People with substance use disorder (SUD) have a medical condition and need medical care. Yet the language often used to describe people with substance use disorders tends to blame or demean them, creating a stigma that interferes with their opportunity to seek treatment.
Eliminating stigma is one of the first steps to helping people with substance use disorders access the medical care they need.
We are asking individuals and organizations to learn about and commit to eliminating the stigma surrounding substance use disorders by changing the language they use.
Ending stigma is about preventing the judgment and shame imposed upon people with substance use disorders so that we create an environment that promotes healing and recovery in a supportive and respectful way.
The words we use directly influence our thoughts and feelings about others. We can help eliminate stigma by adjusting how we talk about it.
By pledging to “Shine a light” on stigma, you are making a conscious decision to think about your words and choose person-centered language. This shift will elevate the person and help eliminate the discrimination that stigma creates.
What Does Taking the Pledge Mean?
Individuals and organizations are invited to commit to reducing stigma, paving the way for better access to treatment for those who need it.
By pledging to Shine a Light on Stigma
You choose to use person-centered language when discussing substance abuse disorder.
You agree to use words that are supportive, non-judgmental, culturally responsive and welcoming.
You pledge to use peer-to-peer coaching to create an environment where anyone can safely point out stigma-producing words to help eliminate their use.
These shifts will help elevate the person and eliminate stigma.
As a leader, I commit my organization to use person-centered language when referring to people with substance use disorder and those in recovery.
I commit to using person-centered language when referring to people with substance use disorder and people who are in recovery.
Share Your Commitment
Use this promotional media toolkit to increase awareness of the power of words to Shine a Light on Stigma and change our language regarding substance use disorders. This kit provides tips, tools and resources for distributing information in your community.
Dr. Bobby Redwood, an emergency physician, and Superior Health subject matter expert on addiction medicine, developed this seven-video series for physicians as part of the Shine the Light on Stigma campaign. The videos review the widely taught stages of change model for assessing a patient’s readiness to act on a new healthier behavior while providing tips and sample scripting of judgment-free language to help us avoid stigmatizing opioid use disorder and the patients who suffer from it.
This video focusing on stigma is one in a four-part SUD series within the Superior Health Front Line Forces training program. Each video is approximately four to nine minutes in length, describes addiction as a chronic medical condition, offers strategies for combatting stigma, describes resources for treatment and discusses prevention strategies.
View this collection of personal accounts that illustrates the harmful effects of stigma in treating substance use disorder.

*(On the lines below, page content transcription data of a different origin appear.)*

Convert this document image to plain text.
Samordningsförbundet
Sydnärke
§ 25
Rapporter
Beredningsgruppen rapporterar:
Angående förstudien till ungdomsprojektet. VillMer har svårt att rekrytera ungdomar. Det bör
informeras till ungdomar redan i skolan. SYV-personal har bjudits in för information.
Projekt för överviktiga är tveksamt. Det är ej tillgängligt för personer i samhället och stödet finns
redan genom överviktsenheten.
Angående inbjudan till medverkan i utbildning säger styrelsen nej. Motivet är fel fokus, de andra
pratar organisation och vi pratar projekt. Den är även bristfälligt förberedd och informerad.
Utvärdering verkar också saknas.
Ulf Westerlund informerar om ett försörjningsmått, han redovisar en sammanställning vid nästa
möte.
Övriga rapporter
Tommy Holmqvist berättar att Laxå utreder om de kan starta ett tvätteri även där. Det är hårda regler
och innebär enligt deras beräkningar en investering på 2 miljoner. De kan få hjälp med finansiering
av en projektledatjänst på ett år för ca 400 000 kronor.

Explore Person-Centered Language
Words Matter: How Language Choice Can Reduce Stigma SAMHSA
This resource looks at the role of language in perpetuating SUD stigma, with tips for assessing when and how we may be using stigmatizing language, and steps for ensuring that the language we use and messages we deliver are positive, productive, and inclusive.
Person-Centered Language University of Minnesota Center for Practice Transformation
Dialog examples written in both a traditional and person-centered perspective highlight the importance of utilizing person-centered language when conceptualizing an individual and describing the individual to colleagues.
What is Substance Use Disorder?
Superior Health Quality Alliance
This Front Line Forces SUD Series video creates a shared understanding of SUD and the struggles it causes.
Addiction Medicine Toolkit for Providers in Training National Institute on Drug Abuse
Designed as an introduction for health care providers in training, these resources can help prepare them to become certified in the Addiction Medicine (ADM) physician subspecialty.